Singapore’s Marina Bay Sands luxury resort revealed on Tuesday that 665,000 of its customers are impacted by a recent data breach.
The incident affects Marina Bay Sands’ shopping loyalty program members. There is no indication to date that the Sands Rewards Club casino rewards program was impacted as well.
The resort, which is owned by US casino and resort giant Las Vegas Sands, discovered on October 20 that an unauthorized third-party had gained access to shopping membership program data on October 19 and 20.
The attacker gained access to information such as name, email address, phone number, country of residence, and membership details.

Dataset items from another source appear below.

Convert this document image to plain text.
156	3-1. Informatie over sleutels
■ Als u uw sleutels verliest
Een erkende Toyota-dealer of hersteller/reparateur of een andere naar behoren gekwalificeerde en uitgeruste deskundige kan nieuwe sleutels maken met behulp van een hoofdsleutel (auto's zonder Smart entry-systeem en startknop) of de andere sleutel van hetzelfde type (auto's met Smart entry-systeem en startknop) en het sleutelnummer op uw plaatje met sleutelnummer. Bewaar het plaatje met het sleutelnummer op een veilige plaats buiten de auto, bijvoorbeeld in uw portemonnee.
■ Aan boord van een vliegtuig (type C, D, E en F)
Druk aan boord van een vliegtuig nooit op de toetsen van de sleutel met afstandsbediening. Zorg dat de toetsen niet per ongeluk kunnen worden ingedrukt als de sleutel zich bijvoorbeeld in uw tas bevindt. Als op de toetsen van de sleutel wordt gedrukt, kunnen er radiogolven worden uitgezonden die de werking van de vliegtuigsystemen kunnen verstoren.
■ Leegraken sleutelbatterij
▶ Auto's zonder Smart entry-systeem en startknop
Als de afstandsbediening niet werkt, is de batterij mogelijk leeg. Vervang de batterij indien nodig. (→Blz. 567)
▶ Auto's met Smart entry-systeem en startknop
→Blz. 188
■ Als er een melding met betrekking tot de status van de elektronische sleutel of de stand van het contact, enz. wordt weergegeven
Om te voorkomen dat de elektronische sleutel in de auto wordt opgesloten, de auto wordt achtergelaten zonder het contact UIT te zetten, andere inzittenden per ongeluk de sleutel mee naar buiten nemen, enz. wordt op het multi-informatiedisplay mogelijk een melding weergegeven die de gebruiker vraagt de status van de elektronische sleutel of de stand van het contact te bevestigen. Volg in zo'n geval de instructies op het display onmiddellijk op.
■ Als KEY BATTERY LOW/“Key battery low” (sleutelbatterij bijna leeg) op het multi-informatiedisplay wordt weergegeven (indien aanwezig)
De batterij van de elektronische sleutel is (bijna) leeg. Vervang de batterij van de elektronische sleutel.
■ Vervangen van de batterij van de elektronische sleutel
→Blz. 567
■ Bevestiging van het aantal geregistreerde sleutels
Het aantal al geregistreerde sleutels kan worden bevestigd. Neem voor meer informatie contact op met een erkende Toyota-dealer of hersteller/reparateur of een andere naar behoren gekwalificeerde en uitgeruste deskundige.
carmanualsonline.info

The company said it had found no evidence that the exposed data was misused to “cause harm to customers”.
It’s worth pointing out that while passwords and financial information do not appear to have been compromised, the type of data that was exposed in this incident can be highly useful for targeted phishing attacks.
“After learning of the issue, we quickly launched an investigation, have been working with a leading external cybersecurity firm, and have taken action to further strengthen our systems and protect data,” Marina Bay Sands said in a data security notice posted on its website.
“We have reported it to the relevant authorities in Singapore and other countries where applicable and are working with them in their inquiries into the issue,” it added.
Marina Bay Sands has not shared any additional details on the attack and it’s unclear if the data breach is the result of a ransomware attack, in which cybercriminals often steal data in an effort to pressure the victim into paying a ransom.
No major ransomware group appears to have taken credit for the Marina Bay Sands attack at the time of writing.
This incident comes just weeks after hospitality and entertainment giant MGM Resorts disclosed a highly disruptive ransomware attack that will cost the company more than $110 million.